October 23, 2018
In geo-political circles it is recognized that China is a rising power. It is both a measured and aspirational phenomenon that has been encouraged by a government which understands that power can be expressed in a multitude of ways and not just by a strong military. Last week, in three separate concerts in three different halls, audiences heard Chinese musical compositions that were made possible by a supportive Chinese government. I heard but one of those concerts, played by Bard’s The Orchestra Now in Carnegie Hall that premiered six compositions by six composers. All six were commissioned specifically for this concert that was the result of a year-long collaboration between the Bard Conservatory of Music’s US-China Music Institute headed by Jindong Cai and China’s Central Conservatory of Music.
It was an incredibly ambitious program for a young institute as it required The Orchestra Now (TON) to master a dozen pieces of contemporary Chinese compositions 11 of which were premiers. TON is composed of young musicians, most of whom are one or two years out of their music schools. They did a superb job led by Jindong Cai and Chen Lin as conductors.
The Carnegie Hall program on Monday night had been preceded by a totally separate program on Sunday afternoon at Lincoln Center and yet another on Saturday night at the Sosnoff Theater of Fisher Center.
Of the six compositions I heard, one feature that most stood out was the generous use of drums and of all the tools of percussion and timpani. Each of these pieces employed a team of at least five and sometimes seven on the percussion instruments that ranged from the subtle rumblings to triumphant glory.

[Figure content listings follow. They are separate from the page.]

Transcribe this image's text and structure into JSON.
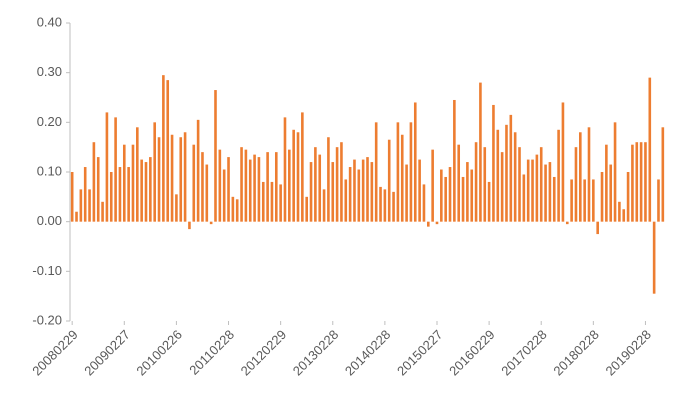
{
  "chart_data": {
    "type": "bar",
    "color": "#ED7D31",
    "categories": [
      "20080229",
      null,
      null,
      null,
      null,
      null,
      null,
      null,
      null,
      null,
      null,
      null,
      "20090227",
      null,
      null,
      null,
      null,
      null,
      null,
      null,
      null,
      null,
      null,
      null,
      "20100226",
      null,
      null,
      null,
      null,
      null,
      null,
      null,
      null,
      null,
      null,
      null,
      "20110228",
      null,
      null,
      null,
      null,
      null,
      null,
      null,
      null,
      null,
      null,
      null,
      "20120229",
      null,
      null,
      null,
      null,
      null,
      null,
      null,
      null,
      null,
      null,
      null,
      "20130228",
      null,
      null,
      null,
      null,
      null,
      null,
      null,
      null,
      null,
      null,
      null,
      "20140228",
      null,
      null,
      null,
      null,
      null,
      null,
      null,
      null,
      null,
      null,
      null,
      "20150227",
      null,
      null,
      null,
      null,
      null,
      null,
      null,
      null,
      null,
      null,
      null,
      "20160229",
      null,
      null,
      null,
      null,
      null,
      null,
      null,
      null,
      null,
      null,
      null,
      "20170228",
      null,
      null,
      null,
      null,
      null,
      null,
      null,
      null,
      null,
      null,
      null,
      "20180228",
      null,
      null,
      null,
      null,
      null,
      null,
      null,
      null,
      null,
      null,
      null,
      "20190228",
      null,
      null,
      null,
      null
    ],
    "values": [
      0.1,
      0.02,
      0.065,
      0.11,
      0.065,
      0.16,
      0.13,
      0.04,
      0.22,
      0.1,
      0.21,
      0.11,
      0.155,
      0.11,
      0.155,
      0.19,
      0.125,
      0.12,
      0.13,
      0.2,
      0.17,
      0.295,
      0.285,
      0.175,
      0.055,
      0.17,
      0.18,
      -0.015,
      0.155,
      0.205,
      0.14,
      0.115,
      -0.005,
      0.265,
      0.145,
      0.105,
      0.13,
      0.05,
      0.045,
      0.15,
      0.145,
      0.125,
      0.135,
      0.13,
      0.08,
      0.14,
      0.08,
      0.14,
      0.075,
      0.21,
      0.145,
      0.185,
      0.18,
      0.22,
      0.05,
      0.12,
      0.15,
      0.135,
      0.065,
      0.17,
      0.12,
      0.15,
      0.16,
      0.085,
      0.11,
      0.125,
      0.105,
      0.125,
      0.13,
      0.12,
      0.2,
      0.07,
      0.065,
      0.165,
      0.06,
      0.2,
      0.175,
      0.115,
      0.2,
      0.24,
      0.125,
      0.075,
      -0.01,
      0.145,
      -0.005,
      0.105,
      0.09,
      0.11,
      0.245,
      0.155,
      0.09,
      0.12,
      0.105,
      0.16,
      0.28,
      0.15,
      0.08,
      0.235,
      0.185,
      0.14,
      0.195,
      0.215,
      0.18,
      0.15,
      0.095,
      0.125,
      0.125,
      0.135,
      0.15,
      0.115,
      0.12,
      0.09,
      0.185,
      0.24,
      -0.005,
      0.085,
      0.15,
      0.18,
      0.085,
      0.19,
      0.085,
      -0.025,
      0.1,
      0.155,
      0.115,
      0.2,
      0.04,
      0.025,
      0.1,
      0.155,
      0.16,
      0.16,
      0.16,
      0.29,
      -0.145,
      0.085,
      0.19
    ],
    "ylim": [
      -0.2,
      0.4
    ],
    "yticks": [
      {
        "value": -0.2,
        "label": "-0.20"
      },
      {
        "value": -0.1,
        "label": "-0.10"
      },
      {
        "value": 0,
        "label": "0.00"
      },
      {
        "value": 0.1,
        "label": "0.10"
      },
      {
        "value": 0.2,
        "label": "0.20"
      },
      {
        "value": 0.3,
        "label": "0.30"
      },
      {
        "value": 0.4,
        "label": "0.40"
      }
    ],
    "grid": false
  }
}
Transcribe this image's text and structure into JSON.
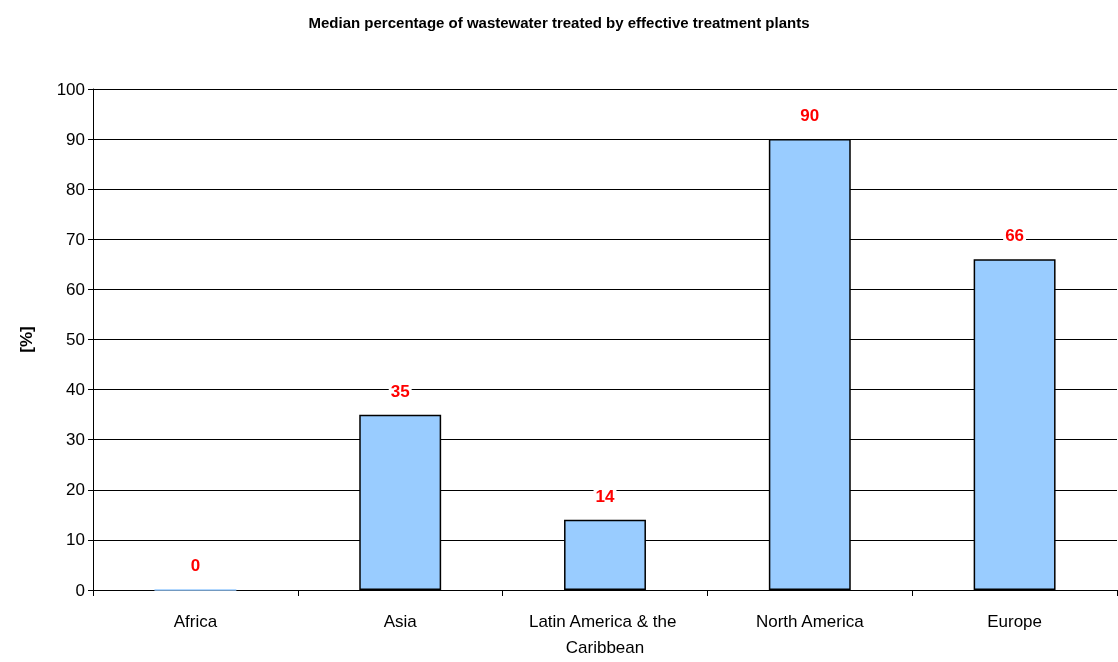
{
  "chart_data": {
    "type": "bar",
    "title": "Median percentage of wastewater treated by effective treatment plants",
    "ylabel": "[%]",
    "categories": [
      "Africa",
      "Asia",
      "Latin America & the Caribbean",
      "North America",
      "Europe"
    ],
    "values": [
      0,
      35,
      14,
      90,
      66
    ],
    "color": "#99ccff",
    "ylim": [
      0,
      100
    ],
    "yticks": [
      0,
      10,
      20,
      30,
      40,
      50,
      60,
      70,
      80,
      90,
      100
    ],
    "grid": "y",
    "data_labels": true
  }
}
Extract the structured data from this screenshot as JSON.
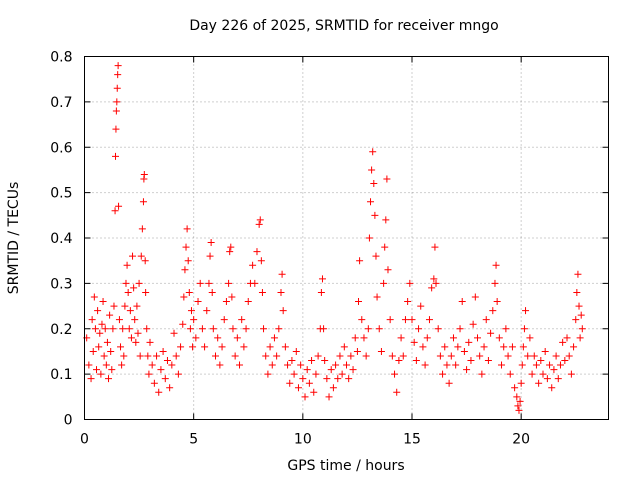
{
  "chart_data": {
    "type": "scatter",
    "title": "Day 226 of 2025, SRMTID for receiver mngo",
    "xlabel": "GPS time / hours",
    "ylabel": "SRMTID / TECUs",
    "xlim": [
      0,
      24
    ],
    "ylim": [
      0,
      0.8
    ],
    "xticks": [
      0,
      5,
      10,
      15,
      20
    ],
    "xtick_labels": [
      "0",
      "5",
      "10",
      "15",
      "20"
    ],
    "yticks": [
      0,
      0.1,
      0.2,
      0.3,
      0.4,
      0.5,
      0.6,
      0.7,
      0.8
    ],
    "ytick_labels": [
      "0",
      "0.1",
      "0.2",
      "0.3",
      "0.4",
      "0.5",
      "0.6",
      "0.7",
      "0.8"
    ],
    "grid": true,
    "marker": "+",
    "color": "#ff0000",
    "series": [
      {
        "name": "SRMTID",
        "points": [
          [
            0.1,
            0.18
          ],
          [
            0.2,
            0.12
          ],
          [
            0.3,
            0.09
          ],
          [
            0.35,
            0.22
          ],
          [
            0.4,
            0.15
          ],
          [
            0.45,
            0.27
          ],
          [
            0.5,
            0.2
          ],
          [
            0.55,
            0.11
          ],
          [
            0.6,
            0.24
          ],
          [
            0.65,
            0.16
          ],
          [
            0.7,
            0.19
          ],
          [
            0.75,
            0.1
          ],
          [
            0.8,
            0.21
          ],
          [
            0.85,
            0.26
          ],
          [
            0.9,
            0.14
          ],
          [
            0.95,
            0.2
          ],
          [
            1.0,
            0.12
          ],
          [
            1.05,
            0.17
          ],
          [
            1.1,
            0.09
          ],
          [
            1.15,
            0.23
          ],
          [
            1.2,
            0.15
          ],
          [
            1.25,
            0.11
          ],
          [
            1.3,
            0.2
          ],
          [
            1.35,
            0.25
          ],
          [
            1.4,
            0.46
          ],
          [
            1.42,
            0.58
          ],
          [
            1.44,
            0.64
          ],
          [
            1.46,
            0.68
          ],
          [
            1.48,
            0.7
          ],
          [
            1.5,
            0.73
          ],
          [
            1.52,
            0.76
          ],
          [
            1.54,
            0.78
          ],
          [
            1.56,
            0.47
          ],
          [
            1.6,
            0.22
          ],
          [
            1.65,
            0.16
          ],
          [
            1.7,
            0.12
          ],
          [
            1.75,
            0.2
          ],
          [
            1.8,
            0.14
          ],
          [
            1.85,
            0.25
          ],
          [
            1.9,
            0.3
          ],
          [
            1.95,
            0.34
          ],
          [
            2.0,
            0.28
          ],
          [
            2.05,
            0.2
          ],
          [
            2.1,
            0.24
          ],
          [
            2.15,
            0.18
          ],
          [
            2.2,
            0.36
          ],
          [
            2.25,
            0.29
          ],
          [
            2.3,
            0.22
          ],
          [
            2.35,
            0.17
          ],
          [
            2.4,
            0.25
          ],
          [
            2.45,
            0.19
          ],
          [
            2.5,
            0.3
          ],
          [
            2.55,
            0.14
          ],
          [
            2.6,
            0.36
          ],
          [
            2.65,
            0.42
          ],
          [
            2.7,
            0.48
          ],
          [
            2.72,
            0.53
          ],
          [
            2.74,
            0.54
          ],
          [
            2.78,
            0.35
          ],
          [
            2.8,
            0.28
          ],
          [
            2.85,
            0.2
          ],
          [
            2.9,
            0.14
          ],
          [
            2.95,
            0.1
          ],
          [
            3.0,
            0.17
          ],
          [
            3.1,
            0.12
          ],
          [
            3.2,
            0.08
          ],
          [
            3.3,
            0.14
          ],
          [
            3.4,
            0.06
          ],
          [
            3.5,
            0.11
          ],
          [
            3.6,
            0.15
          ],
          [
            3.7,
            0.09
          ],
          [
            3.8,
            0.13
          ],
          [
            3.9,
            0.07
          ],
          [
            4.0,
            0.12
          ],
          [
            4.1,
            0.19
          ],
          [
            4.2,
            0.14
          ],
          [
            4.3,
            0.1
          ],
          [
            4.4,
            0.16
          ],
          [
            4.5,
            0.21
          ],
          [
            4.55,
            0.27
          ],
          [
            4.6,
            0.33
          ],
          [
            4.65,
            0.38
          ],
          [
            4.7,
            0.42
          ],
          [
            4.75,
            0.35
          ],
          [
            4.8,
            0.28
          ],
          [
            4.85,
            0.2
          ],
          [
            4.9,
            0.24
          ],
          [
            4.95,
            0.16
          ],
          [
            5.0,
            0.22
          ],
          [
            5.1,
            0.18
          ],
          [
            5.2,
            0.26
          ],
          [
            5.3,
            0.3
          ],
          [
            5.4,
            0.2
          ],
          [
            5.5,
            0.16
          ],
          [
            5.6,
            0.24
          ],
          [
            5.7,
            0.3
          ],
          [
            5.75,
            0.36
          ],
          [
            5.8,
            0.39
          ],
          [
            5.85,
            0.28
          ],
          [
            5.9,
            0.2
          ],
          [
            6.0,
            0.14
          ],
          [
            6.1,
            0.18
          ],
          [
            6.2,
            0.12
          ],
          [
            6.3,
            0.16
          ],
          [
            6.4,
            0.22
          ],
          [
            6.5,
            0.26
          ],
          [
            6.6,
            0.3
          ],
          [
            6.65,
            0.37
          ],
          [
            6.7,
            0.38
          ],
          [
            6.75,
            0.27
          ],
          [
            6.8,
            0.2
          ],
          [
            6.9,
            0.14
          ],
          [
            7.0,
            0.18
          ],
          [
            7.1,
            0.12
          ],
          [
            7.2,
            0.22
          ],
          [
            7.3,
            0.16
          ],
          [
            7.4,
            0.2
          ],
          [
            7.5,
            0.26
          ],
          [
            7.6,
            0.3
          ],
          [
            7.7,
            0.34
          ],
          [
            7.8,
            0.3
          ],
          [
            7.9,
            0.37
          ],
          [
            8.0,
            0.43
          ],
          [
            8.05,
            0.44
          ],
          [
            8.1,
            0.35
          ],
          [
            8.15,
            0.28
          ],
          [
            8.2,
            0.2
          ],
          [
            8.3,
            0.14
          ],
          [
            8.4,
            0.1
          ],
          [
            8.5,
            0.16
          ],
          [
            8.6,
            0.12
          ],
          [
            8.7,
            0.18
          ],
          [
            8.8,
            0.14
          ],
          [
            8.9,
            0.2
          ],
          [
            9.0,
            0.28
          ],
          [
            9.05,
            0.32
          ],
          [
            9.1,
            0.24
          ],
          [
            9.2,
            0.16
          ],
          [
            9.3,
            0.12
          ],
          [
            9.4,
            0.08
          ],
          [
            9.5,
            0.13
          ],
          [
            9.6,
            0.1
          ],
          [
            9.7,
            0.15
          ],
          [
            9.8,
            0.07
          ],
          [
            9.9,
            0.12
          ],
          [
            10.0,
            0.09
          ],
          [
            10.1,
            0.05
          ],
          [
            10.2,
            0.11
          ],
          [
            10.3,
            0.08
          ],
          [
            10.4,
            0.13
          ],
          [
            10.5,
            0.06
          ],
          [
            10.6,
            0.1
          ],
          [
            10.7,
            0.14
          ],
          [
            10.8,
            0.2
          ],
          [
            10.85,
            0.28
          ],
          [
            10.9,
            0.31
          ],
          [
            10.95,
            0.2
          ],
          [
            11.0,
            0.13
          ],
          [
            11.1,
            0.09
          ],
          [
            11.2,
            0.05
          ],
          [
            11.3,
            0.11
          ],
          [
            11.4,
            0.07
          ],
          [
            11.5,
            0.12
          ],
          [
            11.6,
            0.09
          ],
          [
            11.7,
            0.14
          ],
          [
            11.8,
            0.1
          ],
          [
            11.9,
            0.16
          ],
          [
            12.0,
            0.12
          ],
          [
            12.1,
            0.09
          ],
          [
            12.2,
            0.14
          ],
          [
            12.3,
            0.11
          ],
          [
            12.4,
            0.18
          ],
          [
            12.5,
            0.15
          ],
          [
            12.55,
            0.26
          ],
          [
            12.6,
            0.35
          ],
          [
            12.7,
            0.22
          ],
          [
            12.8,
            0.18
          ],
          [
            12.9,
            0.14
          ],
          [
            13.0,
            0.2
          ],
          [
            13.05,
            0.4
          ],
          [
            13.1,
            0.48
          ],
          [
            13.15,
            0.55
          ],
          [
            13.2,
            0.59
          ],
          [
            13.25,
            0.52
          ],
          [
            13.3,
            0.45
          ],
          [
            13.35,
            0.36
          ],
          [
            13.4,
            0.27
          ],
          [
            13.5,
            0.2
          ],
          [
            13.6,
            0.15
          ],
          [
            13.7,
            0.3
          ],
          [
            13.75,
            0.38
          ],
          [
            13.8,
            0.44
          ],
          [
            13.85,
            0.53
          ],
          [
            13.9,
            0.33
          ],
          [
            14.0,
            0.22
          ],
          [
            14.1,
            0.14
          ],
          [
            14.2,
            0.1
          ],
          [
            14.3,
            0.06
          ],
          [
            14.4,
            0.13
          ],
          [
            14.5,
            0.18
          ],
          [
            14.6,
            0.14
          ],
          [
            14.7,
            0.22
          ],
          [
            14.8,
            0.26
          ],
          [
            14.9,
            0.3
          ],
          [
            15.0,
            0.22
          ],
          [
            15.1,
            0.17
          ],
          [
            15.2,
            0.13
          ],
          [
            15.3,
            0.2
          ],
          [
            15.4,
            0.25
          ],
          [
            15.5,
            0.16
          ],
          [
            15.6,
            0.12
          ],
          [
            15.7,
            0.18
          ],
          [
            15.8,
            0.22
          ],
          [
            15.9,
            0.29
          ],
          [
            16.0,
            0.31
          ],
          [
            16.05,
            0.38
          ],
          [
            16.1,
            0.3
          ],
          [
            16.2,
            0.2
          ],
          [
            16.3,
            0.14
          ],
          [
            16.4,
            0.1
          ],
          [
            16.5,
            0.16
          ],
          [
            16.6,
            0.12
          ],
          [
            16.7,
            0.08
          ],
          [
            16.8,
            0.14
          ],
          [
            16.9,
            0.18
          ],
          [
            17.0,
            0.12
          ],
          [
            17.1,
            0.16
          ],
          [
            17.2,
            0.2
          ],
          [
            17.3,
            0.26
          ],
          [
            17.4,
            0.15
          ],
          [
            17.5,
            0.11
          ],
          [
            17.6,
            0.17
          ],
          [
            17.7,
            0.13
          ],
          [
            17.8,
            0.21
          ],
          [
            17.9,
            0.27
          ],
          [
            18.0,
            0.18
          ],
          [
            18.1,
            0.14
          ],
          [
            18.2,
            0.1
          ],
          [
            18.3,
            0.16
          ],
          [
            18.4,
            0.22
          ],
          [
            18.5,
            0.13
          ],
          [
            18.6,
            0.19
          ],
          [
            18.7,
            0.24
          ],
          [
            18.8,
            0.3
          ],
          [
            18.85,
            0.34
          ],
          [
            18.9,
            0.26
          ],
          [
            19.0,
            0.18
          ],
          [
            19.1,
            0.12
          ],
          [
            19.2,
            0.16
          ],
          [
            19.3,
            0.2
          ],
          [
            19.4,
            0.14
          ],
          [
            19.5,
            0.1
          ],
          [
            19.6,
            0.16
          ],
          [
            19.7,
            0.07
          ],
          [
            19.8,
            0.05
          ],
          [
            19.85,
            0.03
          ],
          [
            19.9,
            0.02
          ],
          [
            19.95,
            0.04
          ],
          [
            20.0,
            0.08
          ],
          [
            20.05,
            0.12
          ],
          [
            20.1,
            0.16
          ],
          [
            20.15,
            0.2
          ],
          [
            20.2,
            0.24
          ],
          [
            20.3,
            0.14
          ],
          [
            20.4,
            0.18
          ],
          [
            20.5,
            0.1
          ],
          [
            20.6,
            0.14
          ],
          [
            20.7,
            0.12
          ],
          [
            20.8,
            0.08
          ],
          [
            20.9,
            0.13
          ],
          [
            21.0,
            0.1
          ],
          [
            21.1,
            0.15
          ],
          [
            21.2,
            0.09
          ],
          [
            21.3,
            0.12
          ],
          [
            21.4,
            0.07
          ],
          [
            21.5,
            0.11
          ],
          [
            21.6,
            0.14
          ],
          [
            21.7,
            0.09
          ],
          [
            21.8,
            0.12
          ],
          [
            21.9,
            0.17
          ],
          [
            22.0,
            0.13
          ],
          [
            22.1,
            0.18
          ],
          [
            22.2,
            0.14
          ],
          [
            22.3,
            0.1
          ],
          [
            22.4,
            0.16
          ],
          [
            22.5,
            0.22
          ],
          [
            22.55,
            0.28
          ],
          [
            22.6,
            0.32
          ],
          [
            22.65,
            0.25
          ],
          [
            22.7,
            0.18
          ],
          [
            22.75,
            0.23
          ],
          [
            22.8,
            0.2
          ]
        ]
      }
    ]
  }
}
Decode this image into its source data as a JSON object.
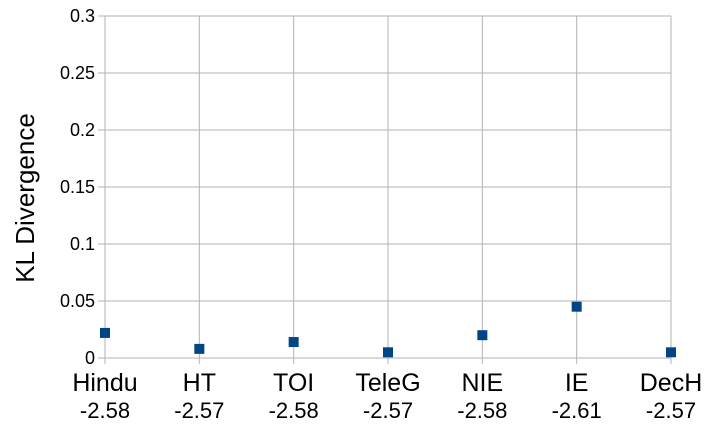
{
  "chart_data": {
    "type": "scatter",
    "title": "",
    "xlabel": "",
    "ylabel": "KL Divergence",
    "categories": [
      "Hindu",
      "HT",
      "TOI",
      "TeleG",
      "NIE",
      "IE",
      "DecH"
    ],
    "category_values": [
      "-2.58",
      "-2.57",
      "-2.58",
      "-2.57",
      "-2.58",
      "-2.61",
      "-2.57"
    ],
    "values": [
      0.022,
      0.008,
      0.014,
      0.005,
      0.02,
      0.045,
      0.005
    ],
    "ylim": [
      0,
      0.3
    ],
    "yticks": [
      "0",
      "0.05",
      "0.1",
      "0.15",
      "0.2",
      "0.25",
      "0.3"
    ],
    "grid": true,
    "legend": "none",
    "colors": {
      "marker": "#004586",
      "grid": "#b3b3b3",
      "axis": "#b3b3b3"
    }
  }
}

Chen Xinruo, a composer with the Central Conservancy who has scored many films, created music inspired by what he imagined were the sounds made by the instruments of the Tang Dynasty (618-906). They were varied – a moment that might have been Debussy quickly changed to a panoramic review of sounds both quiet and dramatic and then triumphant with the crashing of the bass drum. One could imagine a horde of horsemen charging, clashing with an enemy and crushing them underneath all to the deafening sounds of drums.
Ching Ping in his program note mentions “the unknown code of humanity” in the context of the “mutual exclusion of quantum mechanics and general relativity.” The artist needs to communicate between nature, science and the environment. Bird song, rumblings, a dawning presence, a big bang and lots of orchestral color show a command of using western instruments to make new and interesting sounds; this piece, and those that followed, could not have been written by a westerner steeped in the classics.
Jia Guoping’s “The Landscape of the Northern Country” uses as its text the poem “Snow” written by Mao Zedong in 1936 that depicts the magnificent landscape of Shanxi Provence. “The mountains dance like silver snakes, and the highlands charge like wax-hued elephants.” Charging elephants make for thunderous drumming.
Tang Jianping’s “Realmorphism, an orchestral study in tone color and dynamics” is a tone poem with long chords and rich sounds evoking sighs. I think I heard a flock of turkeys, a fog horn, effervescent breeze and the jangle of Buddist bells. The notes refer to a walk in the woods, the Jietai Temple and a scented forest, all poetic evocations brought out by the elegant conducting of Chen Lin.
Qin Wenchen’s “The Light of the Deities” takes us to Tibet with this haiku:
Back to our mountains .
The light of the deities on the desolate plateau.
His note says his childhood was spent on the grassland of Inner Mongolia; that he moved by nature, that “the greatest art in in nature.” He did a good job with making art with the sounds of the orchestra, evoking the sounds of wind and arid highlands. This was a well-balanced piece with the drums building in intensity at the end.
The final piece by Guo Wenjing called “Zang” was the most poetic of the six. The notes explain Tibetan references: the dance music of the Lamas (Zang), the sacred bird, a memorial service. “The piece is a pilgrimage of the composer’s heart.” This piece ended quietly.
The audience was most appreciative of the range and talents showed in these compositions and the talents of the orchestra in performing music that for them was entirely new. It was new to us, too. It revealed a pride and a confidence that reflects China as a rising power. Don’t be surprised if one or more of these pieces turns up in an orchestral program. The time is ripe. All these pieces are by talented composers who well understand how to use an orchestra.
Stephen Kaye is a member of the Bard Music Conservatory advisory board.